I spent the week before Thanksgiving visiting the chapter at Northeastern U. in Boston. It was a sad and dispiriting week. The chapter was one of the oldest existing AOII chapters in the country with a wonderful legacy of outstanding women, but it WAS 1968 and the world was blowing up in a lot of ways, both good and bad, and sorority life was becoming a symbol of elitist, old thinking and the chapter was suffering badly. The few remaining members wished to return their charter and close the chapter with some dignity. The alumnae, for whom this chapter had meant so much in their lives, were distraught and in total opposition. I felt for all of them. And I really had nothing to offer. So, at the end of this sad week, Kathleen and Gary drove to Boston to pick me up and we went back to Connecticut for Thanksgiving.
What I remember most was how happy we were to see each other, how homesick we all were, how beautiful Connecticut was and the music. Three albums. During that long holiday weekend we played these three albums over and over and any song from any of them will instantly take me back to that Thanksgiving. Gordon Lightfoot, The Rascals and The 5th Dimension. When was the last time you heard of any of them? In 1968 they were all at the top of the charts.
We cooked our first Thanksgiving dinner away from home and family, together. Kath didn't have a pie plate, so we divided the pumpkin pie ingredients into the compartments of her muffin tin. Then we forgot that we probably should adjust the baking time for these tiny tartlets. They came out of the oven looking like black hockey pucks—inedible. We made way too much stuffing but Gary held the turkey steady while I crammed every little bit into the bird. It is a wonder it didn't explode. We invited another Idaho State grad who was also going to school at UConn, whose name may have been Allen—I have forgotten—to join us. We drank a lot of cheap wine, lighted candles and sat on the floor around the coffee table (which may have been crates) to eat our feast. We laughed a lot, called our families and bravely held back our tears at the sound of their voices.
When I left I could see, from the plane window, Kathleen and Gary standing just inside the waiting area. Gary had his arm around Kath's shoulders and she was crying. I was sitting on the plane crying just as hard.
I was so thankful for those friends. I am still thankful for that memory.
Wednesday, November 26, 2008
I like having a small project of some kind to work on if we are watching TV or a movie in the evening. I found this by way of Laura's blog, and was intrigued. It is called a Kusudama ball. Lots of little folded squares of paper glued together.
It's pretty, isn't it?

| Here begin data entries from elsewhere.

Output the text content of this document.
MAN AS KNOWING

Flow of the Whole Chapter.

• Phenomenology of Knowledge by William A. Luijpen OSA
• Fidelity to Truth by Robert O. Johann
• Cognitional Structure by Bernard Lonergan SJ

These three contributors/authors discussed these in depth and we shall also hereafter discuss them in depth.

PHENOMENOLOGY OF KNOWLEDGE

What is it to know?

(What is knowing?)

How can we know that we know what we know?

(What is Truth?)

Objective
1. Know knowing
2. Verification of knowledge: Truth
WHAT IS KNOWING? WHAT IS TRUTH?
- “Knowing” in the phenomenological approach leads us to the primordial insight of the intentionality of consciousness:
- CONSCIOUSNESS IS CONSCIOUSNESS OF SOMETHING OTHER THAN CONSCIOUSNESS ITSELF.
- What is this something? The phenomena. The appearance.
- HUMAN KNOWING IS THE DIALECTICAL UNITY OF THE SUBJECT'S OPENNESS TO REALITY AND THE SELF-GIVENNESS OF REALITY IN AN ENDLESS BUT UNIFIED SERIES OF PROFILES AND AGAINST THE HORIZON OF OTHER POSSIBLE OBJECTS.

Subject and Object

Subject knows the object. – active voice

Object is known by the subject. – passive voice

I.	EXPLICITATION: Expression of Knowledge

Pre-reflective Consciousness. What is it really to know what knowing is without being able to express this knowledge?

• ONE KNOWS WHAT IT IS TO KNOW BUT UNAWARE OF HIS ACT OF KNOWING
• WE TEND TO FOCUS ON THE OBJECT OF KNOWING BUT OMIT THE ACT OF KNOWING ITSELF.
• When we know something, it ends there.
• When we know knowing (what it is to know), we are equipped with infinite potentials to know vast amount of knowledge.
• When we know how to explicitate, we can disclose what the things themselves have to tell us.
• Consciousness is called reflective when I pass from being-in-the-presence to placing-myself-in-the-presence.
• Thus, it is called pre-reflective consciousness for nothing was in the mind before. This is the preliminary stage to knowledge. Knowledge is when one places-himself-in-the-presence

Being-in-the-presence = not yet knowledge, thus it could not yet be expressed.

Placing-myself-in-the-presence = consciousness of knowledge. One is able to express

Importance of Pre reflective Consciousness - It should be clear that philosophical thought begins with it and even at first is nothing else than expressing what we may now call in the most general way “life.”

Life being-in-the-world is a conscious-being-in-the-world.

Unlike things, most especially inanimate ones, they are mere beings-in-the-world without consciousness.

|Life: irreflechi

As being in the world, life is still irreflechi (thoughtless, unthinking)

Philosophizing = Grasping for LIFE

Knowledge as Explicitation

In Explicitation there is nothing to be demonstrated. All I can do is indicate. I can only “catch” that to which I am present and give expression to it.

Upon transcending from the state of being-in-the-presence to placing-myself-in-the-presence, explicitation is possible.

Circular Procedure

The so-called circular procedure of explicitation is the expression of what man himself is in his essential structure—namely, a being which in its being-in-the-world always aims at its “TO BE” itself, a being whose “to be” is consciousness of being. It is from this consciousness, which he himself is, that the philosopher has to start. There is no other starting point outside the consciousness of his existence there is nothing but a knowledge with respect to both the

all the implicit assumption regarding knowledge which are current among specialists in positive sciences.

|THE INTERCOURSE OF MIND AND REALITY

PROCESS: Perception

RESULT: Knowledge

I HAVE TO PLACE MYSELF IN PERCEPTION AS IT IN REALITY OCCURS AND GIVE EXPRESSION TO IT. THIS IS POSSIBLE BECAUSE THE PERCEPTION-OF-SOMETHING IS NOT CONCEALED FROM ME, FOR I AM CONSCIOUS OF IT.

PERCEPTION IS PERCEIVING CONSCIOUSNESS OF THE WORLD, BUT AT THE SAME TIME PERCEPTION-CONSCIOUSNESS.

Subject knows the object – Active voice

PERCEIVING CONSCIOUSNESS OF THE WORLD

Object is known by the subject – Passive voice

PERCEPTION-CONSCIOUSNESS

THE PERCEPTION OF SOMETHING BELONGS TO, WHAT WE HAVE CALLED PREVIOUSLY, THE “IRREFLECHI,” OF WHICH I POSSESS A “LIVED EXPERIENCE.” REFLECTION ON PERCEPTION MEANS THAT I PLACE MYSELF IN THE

But far too fiddly and took hours and hours, so I am not planning to make a boatload of them.
Both of these things look like they could be Christmas decor, but they're not. I plan to leave the pinecones up year round and hang the paper ball somewhere to amuse me.
Have a lovely Thanksgiving. Ours will be small, but good. No out of town company or extra guests this year. Just family. We will be missing those couldn't make it and hoping you are feeling full and thankful wherever you are. Get well, Jess. Hope you are feeling up to some turkey and pie!
Sunday, November 23, 2008
Saturday, November 22, 2008
Now hanging in our den/cave/TV watching/vegging room is the quilt my brother, sister and I made for our parents' 50th anniversary. We wanted to give them something really nostalgic and something a whole lot of people could participate in, but kind of hated those quilts people make where everyone makes a block and the whole motley assortment gets pieced together. Also, not so big on the ones with tons of old photos printed on fabric. I like the old photos, but better in an album. So here's what we did. We chose a block pattern with lots of small "background" triangles. We marked the triangle sizes on unbleached muslin and sent bunches of them out to family and friends, along with a brown permanent marker and asked them to write on them and send them back. Some wrote good wishes, some related favorite memories, some just signed their names. My sibs and I did a bunch with memorable phrases, names of family pets, addresses where Mom and Dad lived, family activities and memories, etc. and then we worked in the names and dates of the three of us, our spouses and children throughout the quilt.
The three of us pieced the blocks when we got all the muslin pieces back—yes, even my brother, who had never sewn before—and I put it together. I did most of the hand-quilting, then we took it to give to them when we celebrated their anniversary with a big family get together. I had left some unquilted areas, so everyone, including all the grandchildren could put a few stitches into it.
click for a closer look
Mom and Dad loved it. They spent hours poring over it and reading all the stuff on it. It hung in their hallway until they died and I brought it home. I still love to read what everyone wrote.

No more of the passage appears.